Foi tortuosa a jornada de Blonde, adaptação do romance de Joyce Carol Oates sobre Marilyn Monroe, para a tela. Naomi Watts e depois Jessica Chastain iam interpretar a estrela. Depois, o filme ganhou uma classificação NC-17 nos Estados Unidos, que é a mais alta e proíbe a entrada para menores de 18. Houve boatos de que a Netflix queria mudanças, o que o diretor Andrew Dominik negou. A plataforma de streaming tirou a produção da competição do Festival de Veneza do ano passado. Depois, o longa não foi aceito por Cannes por causa da lei que obriga a exibição nos cinemas franceses. Enfim, Blonde estreou na noite desta quinta, 8, no 79º Festival de Veneza, um ano depois da data original, cercado de muita expectativa.
A classificação parece meio absurda - tirando uma cena de violência sexual, o filme tem as mesmas cenas de sexo e um pouco de nudez a mais do que Não se Preocupe, Querida.
Dominik decidiu focar no trauma. Vemos a pequena Norma Jeane (Lily Fisher) crescendo com sua mãe, Gladys Pearl Baker (Julianne Nicholson), mentalmente instável. O pai, desconhecido, nunca apareceu - no filme, ele paira o tempo todo, sem jamais estar lá.
Depois, já vivida por Ana de Armas, vem sua entrada no mundo do cinema marcada pela violência sexual. Sua relação mais verdadeira, um triângulo com Cass Chaplin (Xavier Samuel) e Eddy G. Robinson Jr. (Evan Williams), é um momento em que Norma Jean pode ser ela mesma.

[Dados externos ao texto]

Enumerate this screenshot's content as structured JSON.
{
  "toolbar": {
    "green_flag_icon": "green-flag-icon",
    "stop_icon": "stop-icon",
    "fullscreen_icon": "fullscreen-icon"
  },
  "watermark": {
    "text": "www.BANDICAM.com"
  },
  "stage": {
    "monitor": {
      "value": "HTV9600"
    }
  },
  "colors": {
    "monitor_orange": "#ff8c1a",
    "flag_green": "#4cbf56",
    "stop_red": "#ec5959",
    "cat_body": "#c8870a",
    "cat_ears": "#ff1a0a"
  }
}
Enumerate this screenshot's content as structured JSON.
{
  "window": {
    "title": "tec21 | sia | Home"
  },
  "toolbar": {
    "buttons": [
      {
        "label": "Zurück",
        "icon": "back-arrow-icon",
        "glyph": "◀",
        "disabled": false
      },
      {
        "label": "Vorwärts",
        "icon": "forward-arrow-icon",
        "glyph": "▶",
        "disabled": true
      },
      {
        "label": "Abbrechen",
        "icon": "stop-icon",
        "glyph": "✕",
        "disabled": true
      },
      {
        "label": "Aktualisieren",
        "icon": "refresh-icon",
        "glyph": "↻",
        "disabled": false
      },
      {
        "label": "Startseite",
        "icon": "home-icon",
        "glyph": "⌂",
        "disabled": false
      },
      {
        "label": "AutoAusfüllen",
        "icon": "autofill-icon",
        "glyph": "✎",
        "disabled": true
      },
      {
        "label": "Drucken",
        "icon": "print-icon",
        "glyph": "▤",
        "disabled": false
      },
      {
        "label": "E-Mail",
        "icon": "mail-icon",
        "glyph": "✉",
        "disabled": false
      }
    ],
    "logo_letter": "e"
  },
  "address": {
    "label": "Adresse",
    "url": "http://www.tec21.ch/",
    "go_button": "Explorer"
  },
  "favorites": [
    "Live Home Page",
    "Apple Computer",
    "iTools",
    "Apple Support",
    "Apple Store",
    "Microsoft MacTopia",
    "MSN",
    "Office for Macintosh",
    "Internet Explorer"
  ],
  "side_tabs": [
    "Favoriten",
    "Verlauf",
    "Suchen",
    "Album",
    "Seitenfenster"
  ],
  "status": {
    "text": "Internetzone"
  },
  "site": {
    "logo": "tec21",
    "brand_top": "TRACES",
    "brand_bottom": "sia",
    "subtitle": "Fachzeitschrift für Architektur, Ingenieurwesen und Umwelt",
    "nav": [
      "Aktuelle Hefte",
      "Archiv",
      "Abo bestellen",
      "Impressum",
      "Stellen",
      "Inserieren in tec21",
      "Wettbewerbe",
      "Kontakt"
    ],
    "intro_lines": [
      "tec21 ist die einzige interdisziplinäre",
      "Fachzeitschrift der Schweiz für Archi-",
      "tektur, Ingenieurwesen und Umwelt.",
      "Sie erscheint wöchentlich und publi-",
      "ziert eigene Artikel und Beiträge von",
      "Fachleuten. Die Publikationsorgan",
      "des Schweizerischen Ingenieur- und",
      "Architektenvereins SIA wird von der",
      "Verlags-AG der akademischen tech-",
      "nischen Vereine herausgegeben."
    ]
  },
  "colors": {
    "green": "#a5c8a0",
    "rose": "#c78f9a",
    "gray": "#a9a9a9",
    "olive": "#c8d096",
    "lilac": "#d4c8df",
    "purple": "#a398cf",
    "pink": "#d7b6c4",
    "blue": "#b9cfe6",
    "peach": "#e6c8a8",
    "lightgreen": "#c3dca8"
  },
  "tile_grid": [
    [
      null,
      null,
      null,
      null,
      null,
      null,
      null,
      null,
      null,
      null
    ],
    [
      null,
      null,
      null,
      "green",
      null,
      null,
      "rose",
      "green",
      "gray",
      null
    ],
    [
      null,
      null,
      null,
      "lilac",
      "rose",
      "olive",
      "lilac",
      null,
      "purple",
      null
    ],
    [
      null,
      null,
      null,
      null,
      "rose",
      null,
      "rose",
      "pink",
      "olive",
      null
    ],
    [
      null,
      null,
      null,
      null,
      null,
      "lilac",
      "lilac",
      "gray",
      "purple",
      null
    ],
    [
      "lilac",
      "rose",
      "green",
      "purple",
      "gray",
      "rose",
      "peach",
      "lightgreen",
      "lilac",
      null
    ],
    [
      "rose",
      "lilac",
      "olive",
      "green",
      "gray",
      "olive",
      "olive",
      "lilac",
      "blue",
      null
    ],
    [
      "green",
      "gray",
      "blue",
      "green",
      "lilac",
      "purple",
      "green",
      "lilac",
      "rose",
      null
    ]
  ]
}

Mas termina sob pressão do estúdio.
Então, uma sucessão de tragédias: casamentos com O Ex-Atleta (o ex-jogador de beisebol Joe Di Maggio, vivido por Bobby Cannavale) e com O Dramaturgo (Arthur Miller, interpretado por Adrien Brody), relacionamento com O Presidente (John Fitzgerald Kennedy, papel de Caspar Phillipson), abortos naturais e forçados, vício em remédios, morte precoce de overdose de barbitúricos aos 36.
São quase três horas de desgraças, quase sem momentos de respiro, o que sufoca a personagem, mas também o espectador. No fim, em vez de iluminar a Norma Jeane que ficou soterrada pela personagem Marilyn Monroe, como aparentemente era uma das intenções, Blonde a reduz à mulher trágica de voz infantil que morreu jovem.
A Marilyn Monroe de Ana de Armas parece-se muito com a Marilyn Monroe das fotos e dos filmes. O trabalho de caracterização é fenomenal. Mas não há vida ali.
Talvez tenha a ver com a decisão de Dominik de se apoiar bastante nas fotos icônicas da atriz, mostrando o por trás da cena que daria mais contexto ao que foi registrado em imagem parada. Por exemplo, na clássica foto do vestido levantado pela ventilação do metrô, ele exibe uma multidão em volta, homens monstruosos, ameaçadores.
Só que o filme pula de foto em foto, de tragédia em tragédia, não se atendo a nada. Ele falha na tentativa de mostrar a dualidade entre pessoa real e personagem e do trauma e da falta de pai como condutores de suas escolhas. Tudo é pincelado, fragmentado, um pot-pourri de piores momentos da vida de Marilyn Monroe. Saímos de Blonde sem entender nada a mais sobre a atriz ou sobre a sociedade que a produziu como ídolo.
Para um filme de três horas, é um problema e tanto.